The genes found in these DNA regions shed light on the biological pathways involved in determining when women go through menopause.

'The new findings highlight biological pathways not previously associated with reproductive lifespan, and may provide insights into the other conditions connected with menopause age, such as cardiovascular disease and breast cancer,' says one of the lead researchers, Dr John Perry, of the Wellcome Trust Centre for Human Genetics at the University of Oxford and the Peninsula College of Medicine and Dentistry at the University of Exeter.

Menopause is a major hormonal change that affects most women when they are in their early 50s.
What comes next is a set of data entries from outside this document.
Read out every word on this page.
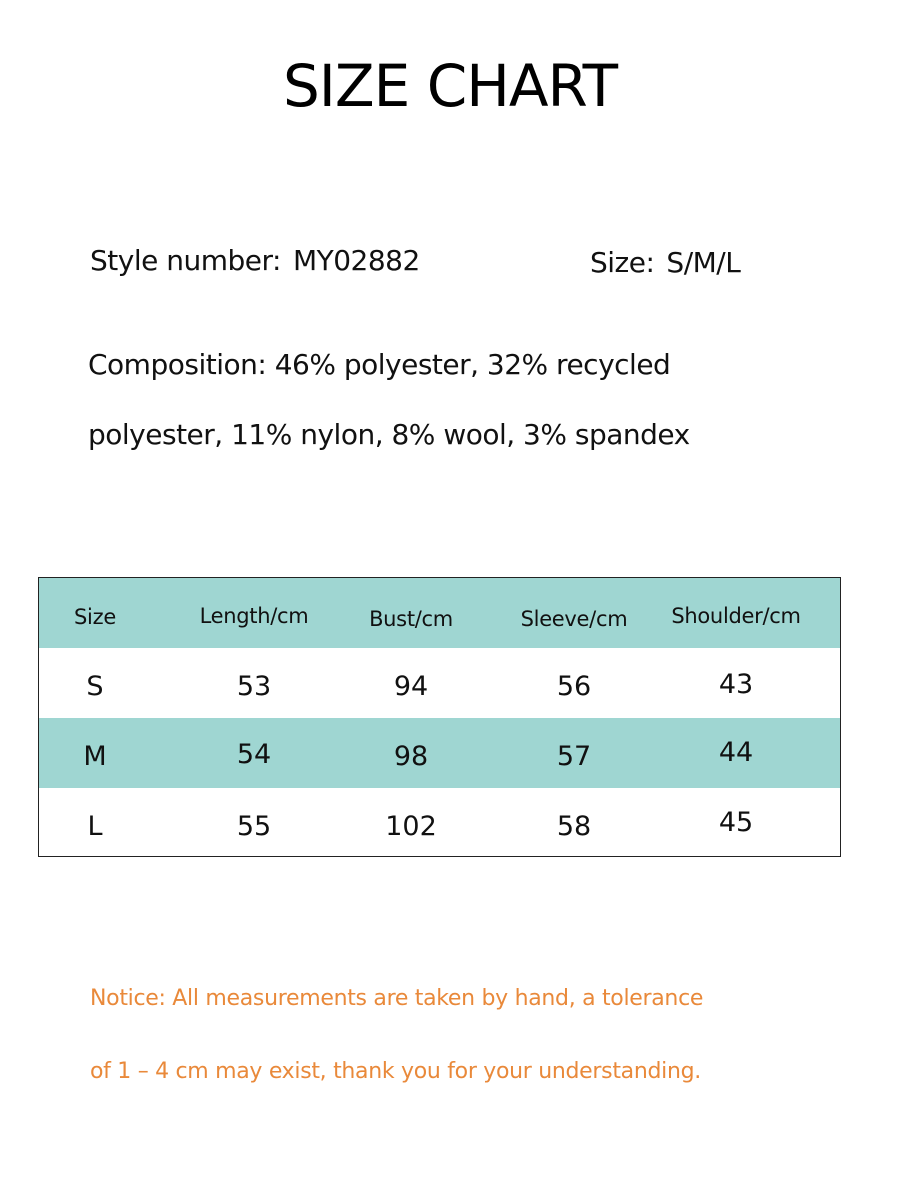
SIZE CHART
Style number: MY02882	Size: S/M/L
Composition: 46% polyester, 32% recycled
polyester, 11% nylon, 8% wool, 3% spandex
Size	Length/cm	Bust/cm	Sleeve/cm	Shoulder/cm
S	53	94	56	43
M	54	98	57	44
L	55	102	58	45
Notice: All measurements are taken by hand, a tolerance
of 1 – 4 cm may exist, thank you for your understanding.
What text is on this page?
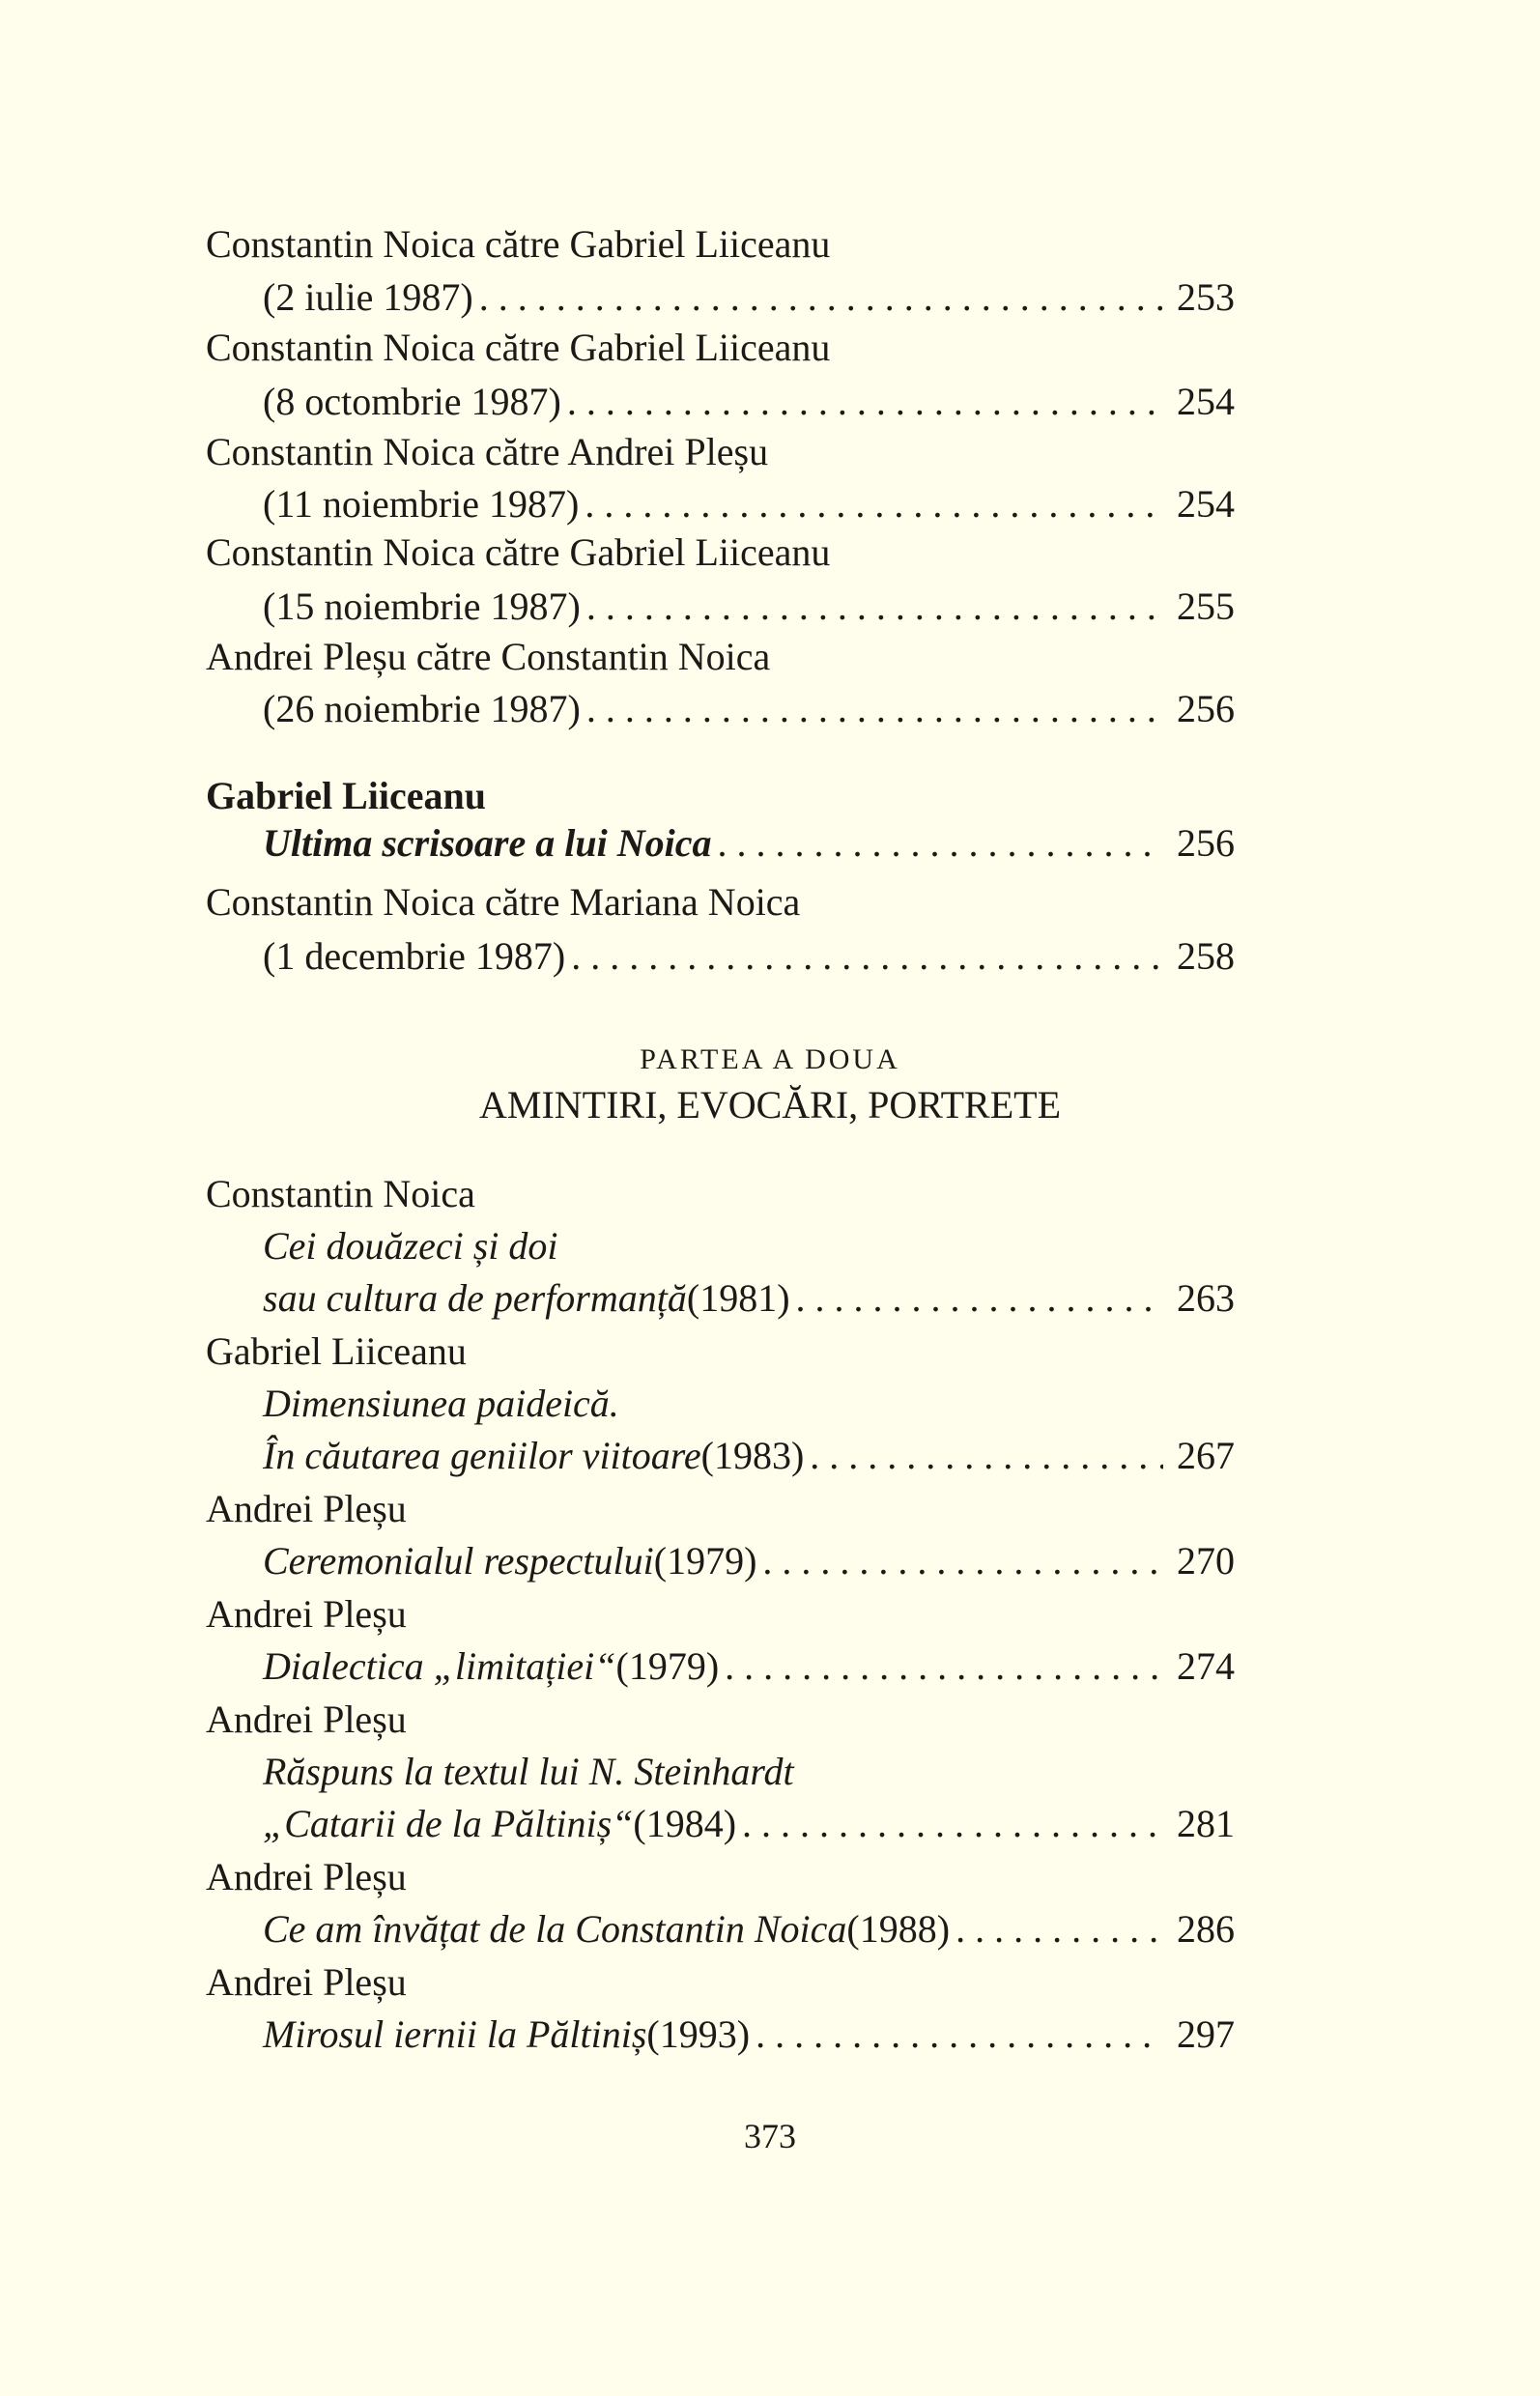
Constantin Noica către Gabriel Liiceanu
(2 iulie 1987) . . .	253
Constantin Noica către Gabriel Liiceanu
(8 octombrie 1987) . . .	254
Constantin Noica către Andrei Pleșu
(11 noiembrie 1987) . . .	254
Constantin Noica către Gabriel Liiceanu
(15 noiembrie 1987) . . .	255
Andrei Pleșu către Constantin Noica
(26 noiembrie 1987) . . .	256
Gabriel Liiceanu
Ultima scrisoare a lui Noica . . .	256
Constantin Noica către Mariana Noica
(1 decembrie 1987) . . .	258
Constantin Noica
Cei douăzeci și doi
sau cultura de performanță (1981) . . .	263
Gabriel Liiceanu
Dimensiunea paideică.
În căutarea geniilor viitoare (1983) . . .	267
Andrei Pleșu
Ceremonialul respectului (1979) . . .	270
Andrei Pleșu
Dialectica „limitației“ (1979) . . .	274
Andrei Pleșu
Răspuns la textul lui N. Steinhardt
„Catarii de la Păltiniș“ (1984) . . .	281
Andrei Pleșu
Ce am învățat de la Constantin Noica (1988) . . .	286
Andrei Pleșu
Mirosul iernii la Păltiniș (1993) . . .	297
PARTEA A DOUA
AMINTIRI, EVOCĂRI, PORTRETE
373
The timing of menopause can have a huge impact on fertility, and it can also influence the risk of a range of common diseases such as breast cancer.

It has been known for some time that genetic factors influence the onset of menopause, but until recently very few genes had been identified. 

The new study, published in the journal Nature Genetics, examined the genomes of over 50,000 women.

The study team included dozens of researchers from the USA, across Europe including several UK universities, Australia and Singapore.

The researchers identified 13 novel gene regions associated with menopause onset, and confirmed four regions that had previously been found.

Most of the 17 regions include genes related to DNA damage/repair or the immune system, while others are linked to hormone regulation.

Dr Anna Murray of the Peninsula College of Medicine and Dentistry added: 'Menopause is a process most women go through, yet we know very little about what governs the timing of this key event in a woman’s life. By finding out which genes control the timing of menopause we hope to be able understand why this happens very early to some women, reducing their chances of having children naturally.'

The research team are currently working with women who had very early menopause to determine whether the newly identified genes play a role in this condition which affects over five per cent of women.